Le rapport que nombre de médias entretiennent avec « la théorie du complot » est en définitive purement instrumental. Tandis que certains journalistes dénoncent à juste titre des élucubrations complotistes, ­d’autres – et parfois les mêmes – participent à ces « marronniers » des news magazine sur les « francs-maçons » ou les « dessous de… » dont le contenu est tellement superficiel qu’il encourage les visions purement manipulatrices de la vie sociale et politique.

C’est pourquoi cette mise au point restera vraisemblablement sans effet.

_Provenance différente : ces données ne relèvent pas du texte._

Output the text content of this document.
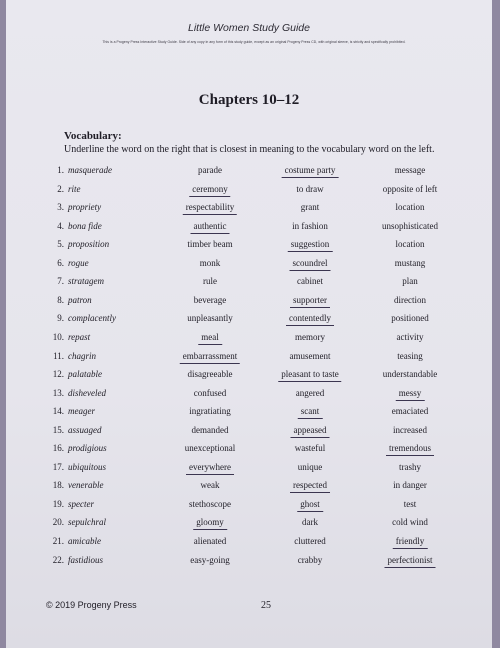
Little Women Study Guide
This is a Progeny Press Interactive Study Guide. Side of any copy in any form of this study guide, except as an original Progeny Press CD, with original sleeve, is strictly and specifically prohibited.
Chapters 10–12
Vocabulary:
Underline the word on the right that is closest in meaning to the vocabulary word on the left.
1. masquerade	parade	costume party	message
2. rite	ceremony	to draw	opposite of left
3. propriety	respectability	grant	location
4. bona fide	authentic	in fashion	unsophisticated
5. proposition	timber beam	suggestion	location
6. rogue	monk	scoundrel	mustang
7. stratagem	rule	cabinet	plan
8. patron	beverage	supporter	direction
9. complacently	unpleasantly	contentedly	positioned
10. repast	meal	memory	activity
11. chagrin	embarrassment	amusement	teasing
12. palatable	disagreeable	pleasant to taste	understandable
13. disheveled	confused	angered	messy
14. meager	ingratiating	scant	emaciated
15. assuaged	demanded	appeased	increased
16. prodigious	unexceptional	wasteful	tremendous
17. ubiquitous	everywhere	unique	trashy
18. venerable	weak	respected	in danger
19. specter	stethoscope	ghost	test
20. sepulchral	gloomy	dark	cold wind
21. amicable	alienated	cluttered	friendly
22. fastidious	easy-going	crabby	perfectionist
© 2019 Progeny Press	25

Si l’accusation de « complotiste » peut revenir en permanence, c’est que la théorie de « la théorie du complot » remplit des fonctions sociales et idéologiques relativement puissantes. Et cela d’autant mieux qu’il ne s’agit pas d’une véritable théorie, c’est-à-dire d’un ensemble de propositions cohérentes, discriminantes et falsifiables. Elle annexe à des critiques qui peuvent être fondées des imputations sans preuves, qui fonctionnent alors comme de simples calomnies. Et la calomnie peut frapper d’autant plus largement que la théorie de « la théorie du complot », telle qu’elle est construite, est un vaste fourre-tout attrape-tout qui fonctionne par association de mots et mélange tous les genres : journalistiques et scientifiques, théoriques et polémiques, militants et politiques.

Notes

1 Nathalie Heinich, citée in « Pierre Bourdieu et le “gouvernement mondial ­invisible” », Conspiracywatch.info.

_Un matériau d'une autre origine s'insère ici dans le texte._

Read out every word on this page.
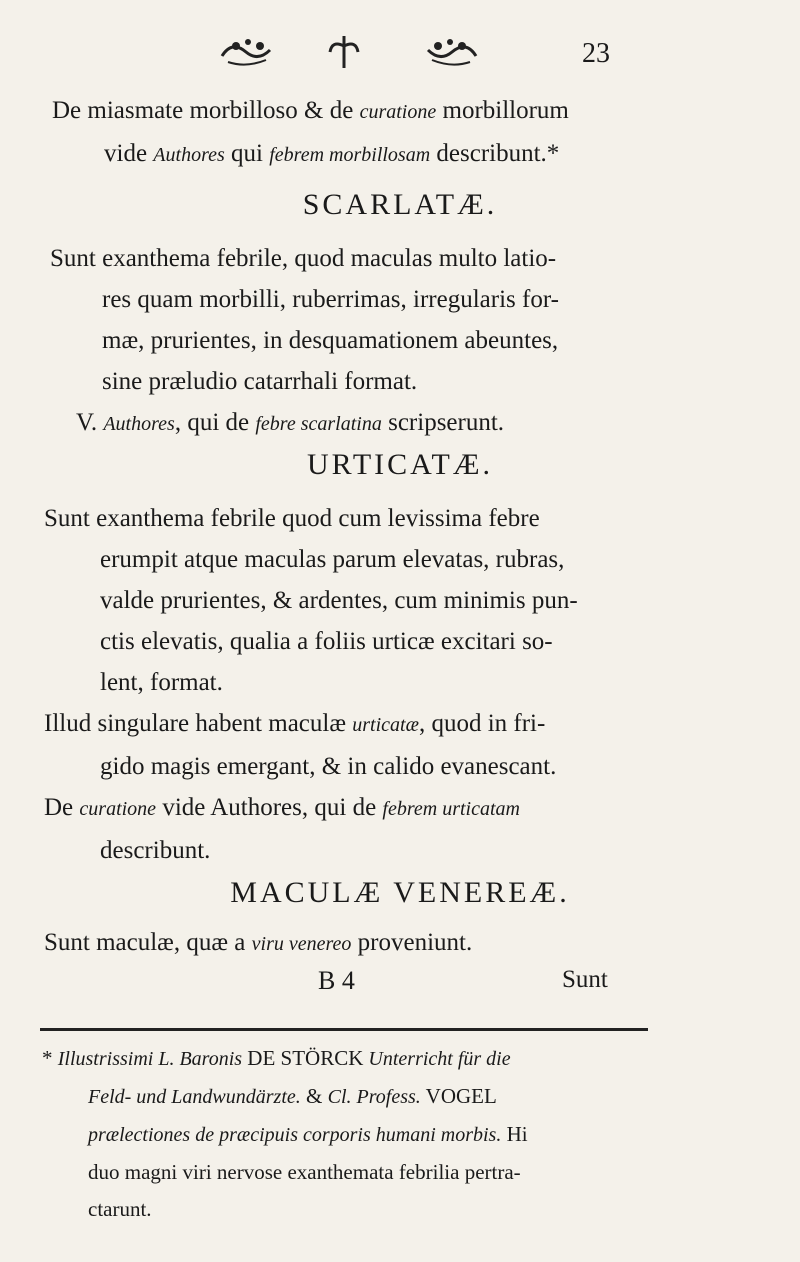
23
De miasmate morbilloso & de curatione morbillorum
vide Authores qui febrem morbillosam describunt.*
SCARLATÆ.
Sunt exanthema febrile, quod maculas multo latio-
res quam morbilli, ruberrimas, irregularis for-
mæ, prurientes, in desquamationem abeuntes,
sine præludio catarrhali format.
V. Authores, qui de febre scarlatina scripserunt.
URTICATÆ.
Sunt exanthema febrile quod cum levissima febre
erumpit atque maculas parum elevatas, rubras,
valde prurientes, & ardentes, cum minimis pun-
ctis elevatis, qualia a foliis urticæ excitari so-
lent, format.
Illud singulare habent maculæ urticatæ, quod in fri-
gido magis emergant, & in calido evanescant.
De curatione vide Authores, qui de febrem urticatam
describunt.
MACULÆ VENEREÆ.
Sunt maculæ, quæ a viru venereo proveniunt.
B 4	Sunt
* Illustrissimi L. Baronis DE STÖRCK Unterricht für die
Feld- und Landwundärzte. & Cl. Profess. VOGEL
prælectiones de præcipuis corporis humani morbis. Hi
duo magni viri nervose exanthemata febrilia pertra-
ctarunt.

2 Pierre Bourdieu, Contre-feux 2, Raisons d’agir, 2001, p. 43-55.

3 Ibid., p. 45, 53 et 57.

4 Henri Maler, « Droits de répondre et droit de répandre : Jean-Claude Milner, Alain Finkielkraut et compagnie », Acrimed.org, 8 mars 2007.

5 Lire par exemple Arnaud Rindel et Henri Maler, « Arte et la théorie du complot : une émission de propagande de Daniel Leconte », Acrimed.org, 27 avril 2004.

6 Daniel Lindenberg, Le Procès des Lumières, Seuil, 2009.

7 Daniel Lindenberg, Le Rappel à l’ordre.Enquête sur les nouveaux réactionnaires, Seuil, 2002.

8 D’après le titre d’un article d’Arnaud Rindel et Serge Halimi, « D’imaginaires “théories du complot” comme arguments de propagande », Acrimed.org, 20 août 2007 – version abrégée de « La conspiration. Quand les journalistes (et leurs favoris) falsifient l’analyse critique des médias », Agone, 2005, n° 34, <http://www. agone.org.agone34/>

9 Lire Gilbert Achcar, « Corcuff et la “théorie du complot” », Acrimed.org, 6 septembre 2006.

10 Philippe Corcuff, « De quelques aspects marquants de la sociologie de Pierre Bourdieu », .org, octobre 2004.

11 Lire Henri Maler, « Modeste contribution au “bêtisier du sociologue” de Nathalie Heinich », Acrimed.org, 8 janvier 2010.

12 Henri Maler, « M. Quatremer, de Libération, n’est pas content », Acrimed.org, 28 mars 2006.

13 Lire « Brèves de campagne (5) : Professionnalismes… », Acrimed.org, 20 mars 2007 ; également Henri Maler et Sébastien Fontenelle, « Le Monde réplique à François Bayrou », Acrimed.org, 13 septembre 2006.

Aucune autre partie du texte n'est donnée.